Friday, 8 February 2019

LOTTA WENNÄKOSKI - FINLAND
BORN 8 FEBRUARY

Lotta Wennäkoski studied first violin, music theory and Hungarian folk music in the Béla Bartók Conservatory in Budapest. She then studied music theory and composition at the Sibelius Academy and got her diploma in 2000. Her main composition teachers have been Eero Hämeenniemi, Kaija Saariaho and Paavo Heininen. 1998-99 Wennäkoski studied in the Netherlands with Louis Andriessen.

Lotta's music falls within the Modernist camp, but she distinguishes herself as a master of lyrical tones. “The music is buoyant and lucid, as if waiting for the listener to jump up and grab hold of its sound world,” writes Karoliina Vesa about Hava (2007) for orchestra. Lotta says she has always been interested in language and literature, including lyrical poetry. On the other hand, she is not afraid to tackle wild and brutal subjects: her monodrama Lelele (2010–2011) is about forced prostitution and sex slavery. 

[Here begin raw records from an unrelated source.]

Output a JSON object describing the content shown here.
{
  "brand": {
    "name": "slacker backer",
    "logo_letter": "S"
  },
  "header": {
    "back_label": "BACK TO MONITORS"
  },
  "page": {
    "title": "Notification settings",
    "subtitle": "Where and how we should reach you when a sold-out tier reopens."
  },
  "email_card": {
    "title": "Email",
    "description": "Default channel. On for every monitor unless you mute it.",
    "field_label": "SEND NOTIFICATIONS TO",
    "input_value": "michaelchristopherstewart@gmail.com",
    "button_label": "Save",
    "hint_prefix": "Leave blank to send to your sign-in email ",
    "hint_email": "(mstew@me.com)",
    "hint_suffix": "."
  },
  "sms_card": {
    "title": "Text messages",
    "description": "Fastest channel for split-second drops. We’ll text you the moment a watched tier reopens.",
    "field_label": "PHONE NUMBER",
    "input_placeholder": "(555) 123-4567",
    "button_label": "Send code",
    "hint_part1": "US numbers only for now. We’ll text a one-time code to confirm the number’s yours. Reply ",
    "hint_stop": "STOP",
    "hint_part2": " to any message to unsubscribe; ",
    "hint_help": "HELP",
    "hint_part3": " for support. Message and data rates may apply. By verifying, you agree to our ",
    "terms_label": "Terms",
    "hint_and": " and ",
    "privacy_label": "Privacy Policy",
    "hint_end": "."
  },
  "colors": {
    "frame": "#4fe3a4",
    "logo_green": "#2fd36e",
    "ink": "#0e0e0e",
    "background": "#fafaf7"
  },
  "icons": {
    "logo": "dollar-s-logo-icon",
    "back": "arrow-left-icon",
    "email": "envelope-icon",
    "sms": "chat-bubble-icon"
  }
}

Among the latest orchestral works of Wennäkoski are Flounce commissioned by the BBC for the Last Night of the Proms (World premiere: 9.9.2017) and Uniin asti for male choir and orchestra commissioned by the Finnish RSO (World premiere: 6.12.2017)

♫ LISTEN

Flouce (World Première) by Lotta Wennäkoski 



MARGARET BROUWER - USA
BORN 8 FEBRUARY

Award-winning composer Margaret Brouwer has earned critical accolades for her music's lyricism, musical imagery and emotional power. Lawson Taitte of The Dallas Morning News praised Brouwer saying, “Ms. Brouwer has one of the most delicate ears and inventive imaginations among contemporary American composers.” 

In May 2014, Naxos released a CD on its American Classics Series featuring the chamber music of Brouwer titled “Shattered.” Jordan Borg from NewMusicBox wrote, "From the relentless, primal energy of 'Shattered Glass' to the naked beauty of 'Whom do you call angel now?'...Brouwer’s music represents just how uniquely diverse the output and voice of a single composer can be." The Classical Reviewer states, “"Margaret Brouwer has an ear for creating some exquisite sounds and textures that listeners will find beguiling. The performances are first rate, as is the recording." ClevelandClassical declares: "(Brouwer) has a talent for taking the simplest melody and through her expansive array of compositional techniques, develop it into a polished musical gem. And even when employing a twelve-tone row, Brouwer never ventures into the realm of compositional gimmickry. Every note she writes has musical purpose."